“Hieronymus Bosch and the Tradition of the Early Netherlandish Triptych” (Suzanne Laemers) 2001
[in: Jos Koldeweij, Bernard Vermet and Barbera van Kooij (eds.), Hieronymus Bosch. New Insights Into His Life and Work. Museum Boijmans Van Beuningen-NAi Publishers-Ludion, Rotterdam, 2001, pp. 76-85]
It may be assumed that Bosch, like his predecessors and contemporaries, painted his triptychs on commission for the embellishment of church altars. Just how much Bosch’s triptychs fit the pattern of the early Netherlandish triptych becomes apparent on comparing them with the triptychs of his predecessors and contemporaries. For her master’s thesis (Radboud University Nijmegen, 1995) Laemers studied 156 Southern Netherlandish triptychs dating from 1390 to 1520.
Although the combination of the Man of Sorrows and the Passion cycle on the exterior of the Adoration of the Magi (Madrid) may be termed unique, the iconographical programme as a whole is entirely in keeping with the tradition of the early Netherlandish triptych: following the heraldic tradition the male donor is shown, as was customary, to the right of the main scene, thus being more important than the female donor who is shown on the left. Unlike the Adoration of the Magi theme, the Saint Gregory Mass was seldom portrayed in early Netherlandish triptychs. There can be no doubt that this triptych was originally an altarpiece in a church.
The theme of the central panel of the Last Judgment (Vienna) departs in no way from tradition. Remarkable though are some aspects of the representation: to the scenes of hell (central and right panel) is devoted more attention than usually and the Last Judgment is preceded by scenes from the lives of Adam and Eve. The saints on the exterior probably refer to the donors or to the church or chapel for which the triptych (as an altar piece) was intended.

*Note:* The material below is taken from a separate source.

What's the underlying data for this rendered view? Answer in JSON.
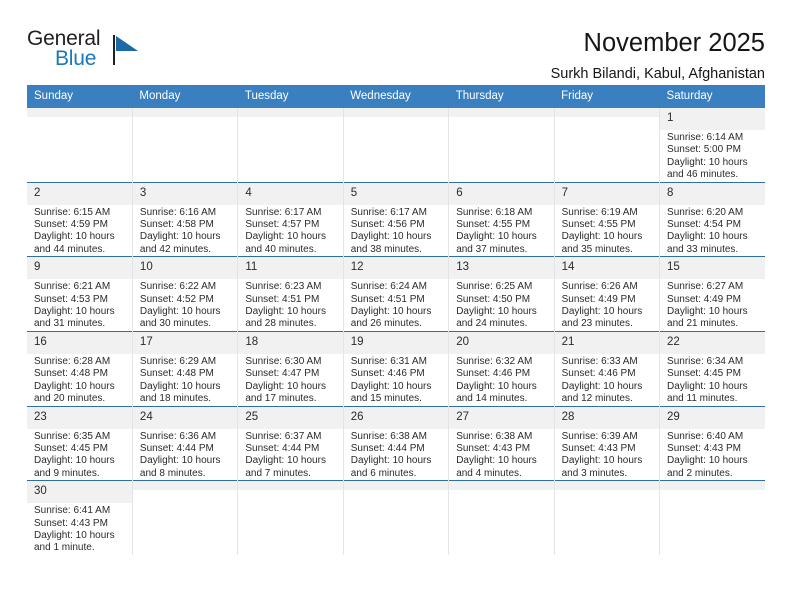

On the Temptations of St. Anthony (Lisbon) the combination of the Passion scenes on the exterior with scenes about St. Anthony (the crucifix on the central panel refers to the exterior and vice versa) may be termed unique, compared to other surviving triptychs. The religious nature of the triptych indicates that it will originally have adorned a church altar.
On the Crucified Martyr (Venice) the donors have been overpainted, but this is a phenomenon that also occurs in the works of Bosch’s predecessors and contemporaries. The martyrdom of a saint was not infrequently chosen as the main subject of a triptych. Representations of various saints, as on the Hermits triptych (Venice) are also found on other Netherlandish triptychs. Both these triptychs were probably altar pieces, given their similarity to other early Netherlandish triptychs.
The themes of the interior and exterior of the Haywain (Madrid) are unique. Though it may be difficult to imagine that it ever embellished an altar, especially in view of its mockery of the avaricious prelates, the unmistakable religious tenor of the triptych makes it a possibility that cannot be ruled out. From the fact that the Garden of Delights (Madrid) was in the palace of Henry III of Nassau one year after Bosch’s death it may be inferred that it has never adorned an altar. But this does not diminish the religious meaning of the picture: as evidenced by contemporary paintings and fifteenth-century book illustrations triptychs were also used by individuals for their private devotions.
Laemers concludes that Bosch’s triptychs are deeply anchored in the tradition of the early Netherlandish triptych, notwithstanding the remarkable choice and elaboration of the themes. Bosch’s triptychs, like those of his predecessors and contemporaries, attest to church doctrine and link the exterior and interior panels in a functional way.
It may be questioned whether the fact that the Garden of Delights was in a palace in 1517 indeed proves that this triptych has never adorned an altar. It is possible that the triptych adorned an altar in the palace’s chapel. For the time being nothing conclusive can be said about this matter.